Eric Hofbauer / Jerry Sabatini / Todd Brunel / Junko Fujiwara / Curt Newton
March 13, 2015Prehistoric Jazz – Volume 1: The Rite of Spring
Creative Nation Music CNM 025
Eric Hofbauer Quintet
Prehistoric Jazz – Volume 2: Quartuor pour la fin du temps
Creative Nation Music CNM 026
By Ken Waxman
For most people “prehistoric jazz” means W.C. Handy or Buddy Bolden, yet Boston-based Eric Hofbauer puts a post-modern spin on the concept. Recognizing that advanced improvisation takes as much from the so-called classical tradition as jazz, he reworks two 20th century musical milestones into separate programs for trumpeter Jerry Sabatini, clarinetist Todd Brunel, cellist Junko Fujiwara and drummer Curt Newton plus his guitar.
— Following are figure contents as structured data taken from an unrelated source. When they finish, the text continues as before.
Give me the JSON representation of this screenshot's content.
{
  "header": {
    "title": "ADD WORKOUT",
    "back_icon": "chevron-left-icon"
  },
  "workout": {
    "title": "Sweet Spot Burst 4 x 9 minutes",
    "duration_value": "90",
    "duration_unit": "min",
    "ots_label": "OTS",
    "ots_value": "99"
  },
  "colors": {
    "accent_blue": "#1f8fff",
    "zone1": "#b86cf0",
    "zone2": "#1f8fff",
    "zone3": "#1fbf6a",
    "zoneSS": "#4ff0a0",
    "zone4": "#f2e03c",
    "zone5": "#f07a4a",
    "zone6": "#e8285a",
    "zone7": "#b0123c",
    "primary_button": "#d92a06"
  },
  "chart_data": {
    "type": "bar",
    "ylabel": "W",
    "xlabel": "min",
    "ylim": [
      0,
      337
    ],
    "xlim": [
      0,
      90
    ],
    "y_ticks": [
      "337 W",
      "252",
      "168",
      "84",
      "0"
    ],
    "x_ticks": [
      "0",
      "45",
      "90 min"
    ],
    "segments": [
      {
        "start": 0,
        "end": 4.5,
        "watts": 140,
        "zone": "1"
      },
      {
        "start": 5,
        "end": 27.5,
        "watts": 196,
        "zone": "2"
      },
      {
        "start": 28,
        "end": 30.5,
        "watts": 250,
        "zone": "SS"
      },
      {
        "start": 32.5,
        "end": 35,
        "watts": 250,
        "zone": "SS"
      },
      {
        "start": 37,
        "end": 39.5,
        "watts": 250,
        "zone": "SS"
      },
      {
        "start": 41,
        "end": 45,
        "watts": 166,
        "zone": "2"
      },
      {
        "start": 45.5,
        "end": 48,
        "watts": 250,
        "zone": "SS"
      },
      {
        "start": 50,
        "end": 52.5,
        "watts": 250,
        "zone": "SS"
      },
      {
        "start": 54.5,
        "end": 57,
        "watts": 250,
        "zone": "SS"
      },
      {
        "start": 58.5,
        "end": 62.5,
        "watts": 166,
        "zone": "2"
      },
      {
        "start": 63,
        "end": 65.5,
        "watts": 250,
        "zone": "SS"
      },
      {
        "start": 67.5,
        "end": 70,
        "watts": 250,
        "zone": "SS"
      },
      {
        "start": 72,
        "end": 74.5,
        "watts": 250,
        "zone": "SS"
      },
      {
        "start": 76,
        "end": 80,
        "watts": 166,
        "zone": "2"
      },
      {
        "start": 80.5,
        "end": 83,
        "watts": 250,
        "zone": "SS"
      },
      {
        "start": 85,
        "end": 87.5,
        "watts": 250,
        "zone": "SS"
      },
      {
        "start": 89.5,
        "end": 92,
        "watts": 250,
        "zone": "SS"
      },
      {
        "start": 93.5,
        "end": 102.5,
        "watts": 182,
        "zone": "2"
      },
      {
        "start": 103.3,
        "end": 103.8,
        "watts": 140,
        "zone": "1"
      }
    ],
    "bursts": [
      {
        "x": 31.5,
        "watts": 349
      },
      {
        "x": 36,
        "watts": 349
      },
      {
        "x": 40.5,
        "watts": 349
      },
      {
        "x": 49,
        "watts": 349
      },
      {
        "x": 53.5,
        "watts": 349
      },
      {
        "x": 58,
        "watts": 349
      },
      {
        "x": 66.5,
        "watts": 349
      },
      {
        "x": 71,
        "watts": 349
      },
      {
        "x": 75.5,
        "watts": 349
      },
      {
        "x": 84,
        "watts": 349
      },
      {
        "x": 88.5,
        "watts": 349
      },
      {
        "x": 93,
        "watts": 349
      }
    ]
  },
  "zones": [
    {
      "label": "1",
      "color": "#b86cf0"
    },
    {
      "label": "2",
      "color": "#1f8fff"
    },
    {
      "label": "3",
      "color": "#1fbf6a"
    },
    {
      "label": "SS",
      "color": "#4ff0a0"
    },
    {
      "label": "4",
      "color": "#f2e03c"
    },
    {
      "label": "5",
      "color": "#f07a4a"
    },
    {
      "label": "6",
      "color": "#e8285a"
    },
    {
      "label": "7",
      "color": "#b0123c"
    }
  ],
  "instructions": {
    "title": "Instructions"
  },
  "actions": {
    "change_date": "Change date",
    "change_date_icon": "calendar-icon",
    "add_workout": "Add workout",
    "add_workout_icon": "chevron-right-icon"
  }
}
Each is handled differently.
The studied primitivism of Igor Stravinsky’s symphonic The Rite of Spring is miniaturized with each player standing in for different orchestral section. The result is rousing and romantic as the original score, but with openings for distinctive solos that rhythmically extend the composer’s Ur-modernism. Originally composed for a chamber ensemble, Olivier Messiaen’s Quartuor pour la fin du temps is implemented with as much joyous ecstasy as the composer intended, but stripped of its overt Christian mysticism.
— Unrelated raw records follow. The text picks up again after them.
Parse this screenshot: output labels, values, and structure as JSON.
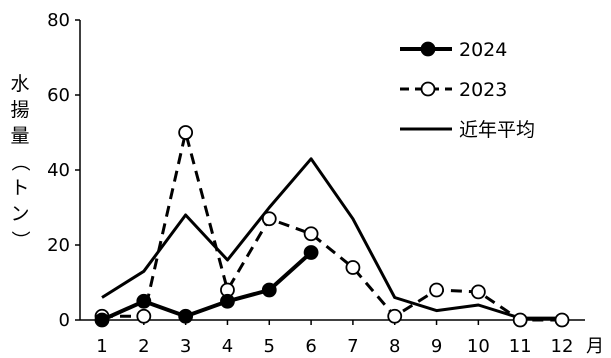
{
  "chart_data": {
    "type": "line",
    "title": "",
    "xlabel": "月",
    "ylabel": "水揚量（トン）",
    "xlim": [
      1,
      12
    ],
    "ylim": [
      0,
      80
    ],
    "yticks": [
      0,
      20,
      40,
      60,
      80
    ],
    "x": [
      1,
      2,
      3,
      4,
      5,
      6,
      7,
      8,
      9,
      10,
      11,
      12
    ],
    "grid": false,
    "legend_position": "top-right",
    "series": [
      {
        "name": "2024",
        "style": "solid-filled-marker",
        "color": "#000000",
        "values": [
          0,
          5,
          1,
          5,
          8,
          18,
          null,
          null,
          null,
          null,
          null,
          null
        ]
      },
      {
        "name": "2023",
        "style": "dashed-open-marker",
        "color": "#000000",
        "values": [
          1,
          1,
          50,
          8,
          27,
          23,
          14,
          1,
          8,
          7.5,
          0,
          0
        ]
      },
      {
        "name": "近年平均",
        "style": "solid-no-marker",
        "color": "#000000",
        "values": [
          6,
          13,
          28,
          16,
          30,
          43,
          27,
          6,
          2.5,
          4,
          0.5,
          0.5
        ]
      }
    ]
  }
}
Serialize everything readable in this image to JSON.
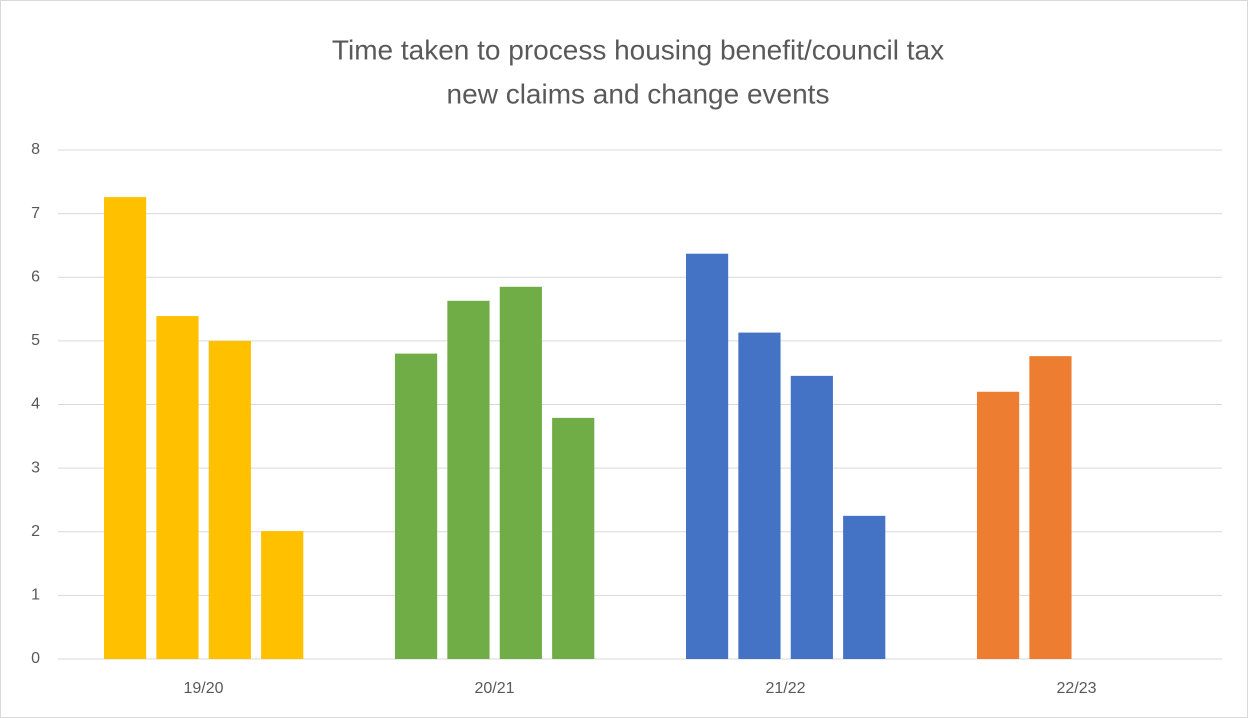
{
  "chart_data": {
    "type": "bar",
    "title": [
      "Time taken to process housing benefit/council tax",
      "new claims and change events"
    ],
    "categories": [
      "19/20",
      "20/21",
      "21/22",
      "22/23"
    ],
    "colors": [
      "#ffc000",
      "#70ad47",
      "#4472c4",
      "#ed7d31"
    ],
    "series": [
      {
        "values": [
          7.26,
          4.8,
          6.37,
          4.2
        ]
      },
      {
        "values": [
          5.39,
          5.63,
          5.13,
          4.76
        ]
      },
      {
        "values": [
          5.0,
          5.85,
          4.45,
          null
        ]
      },
      {
        "values": [
          2.01,
          3.79,
          2.25,
          null
        ]
      }
    ],
    "ylim": [
      0,
      8
    ],
    "yticks": [
      0,
      1,
      2,
      3,
      4,
      5,
      6,
      7,
      8
    ],
    "grid": true
  }
}
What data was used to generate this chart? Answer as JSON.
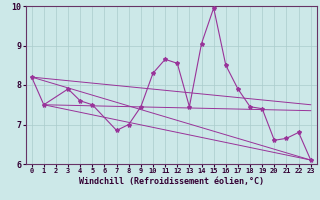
{
  "xlabel": "Windchill (Refroidissement éolien,°C)",
  "bg_color": "#cce8e8",
  "line_color": "#993399",
  "xlim": [
    -0.5,
    23.5
  ],
  "ylim": [
    6,
    10
  ],
  "yticks": [
    6,
    7,
    8,
    9,
    10
  ],
  "xticks": [
    0,
    1,
    2,
    3,
    4,
    5,
    6,
    7,
    8,
    9,
    10,
    11,
    12,
    13,
    14,
    15,
    16,
    17,
    18,
    19,
    20,
    21,
    22,
    23
  ],
  "curve_x": [
    0,
    1,
    3,
    4,
    5,
    7,
    8,
    9,
    10,
    11,
    12,
    13,
    14,
    15,
    16,
    17,
    18,
    19,
    20,
    21,
    22,
    23
  ],
  "curve_y": [
    8.2,
    7.5,
    7.9,
    7.6,
    7.5,
    6.85,
    7.0,
    7.45,
    8.3,
    8.65,
    8.55,
    7.45,
    9.05,
    9.95,
    8.5,
    7.9,
    7.45,
    7.4,
    6.6,
    6.65,
    6.8,
    6.1
  ],
  "trend_lines": [
    {
      "x": [
        0,
        23
      ],
      "y": [
        8.2,
        7.5
      ]
    },
    {
      "x": [
        0,
        23
      ],
      "y": [
        8.2,
        6.1
      ]
    },
    {
      "x": [
        1,
        23
      ],
      "y": [
        7.5,
        7.35
      ]
    },
    {
      "x": [
        1,
        23
      ],
      "y": [
        7.5,
        6.1
      ]
    }
  ],
  "grid_color": "#aacccc",
  "spine_color": "#663366",
  "xlabel_color": "#330033",
  "tick_label_color": "#330033"
}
In essence Hofbauer finds the link between “Quartuor” and the gospel music that fed into the birth of jazz. That means that, for example, “louange à l’éternité de jésus” is given a swing-Dixieland treatment that includes a harshly passionate intermezzo from Fujiwara’s cello that still cossets the theme. While Messiaen’s more overtly pastoral sequences remain intact, transforming solo passages into contrapuntal duets between string strums and bass clarinet glissandi in one instance or matching graceful trumpet lines to the metallic clank of guitar preparations in another, enhances the narrative. As well the supple rhythm output by Newton and picked up by the others adds festive swing to the proceedings. With one section titled “danse de la fueur …” contrasting dynamics played by the five wrap up into novel expressions as song-like as the original.
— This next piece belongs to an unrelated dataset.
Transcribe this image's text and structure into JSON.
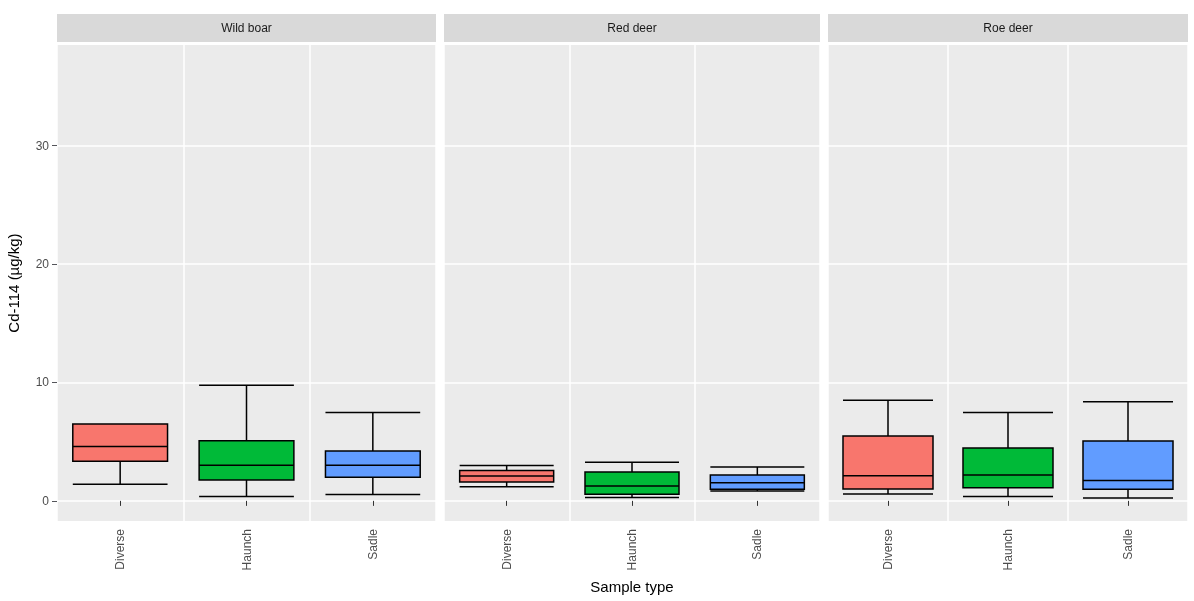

The Rite of Spring presents another strategy. With sequences such as the august of spring rife with motion, Hofbauer adapts the locomotive-style theme so that call-and-response strums, slaps, slurs and squeak add up to linear movement. Fujiwara often uses a walking bass line, and extended plunger trumpet tones and extended drum ruffs are frequently heard, but this doesn`t prevent the narrative from jumping from swing to smooth and back again. This melodiousness extends to the motif-like “mystic circle of young girls” where a clarinet/guitar duo adds a clean blues sensibility to the sequence.
By the final section with its evocation and ritual action leading to the sacrificial dance Stravinsky’s Slavic roughness gives way to buzzing reed vibrations plus trumpet obbligatos that add jazz sensibility to the score. Melding improvised music’s rugged tunefulness with Stravinsky’s mercurial vision, the climax is more buoyant yet just as rhythmically sophisticated as the original.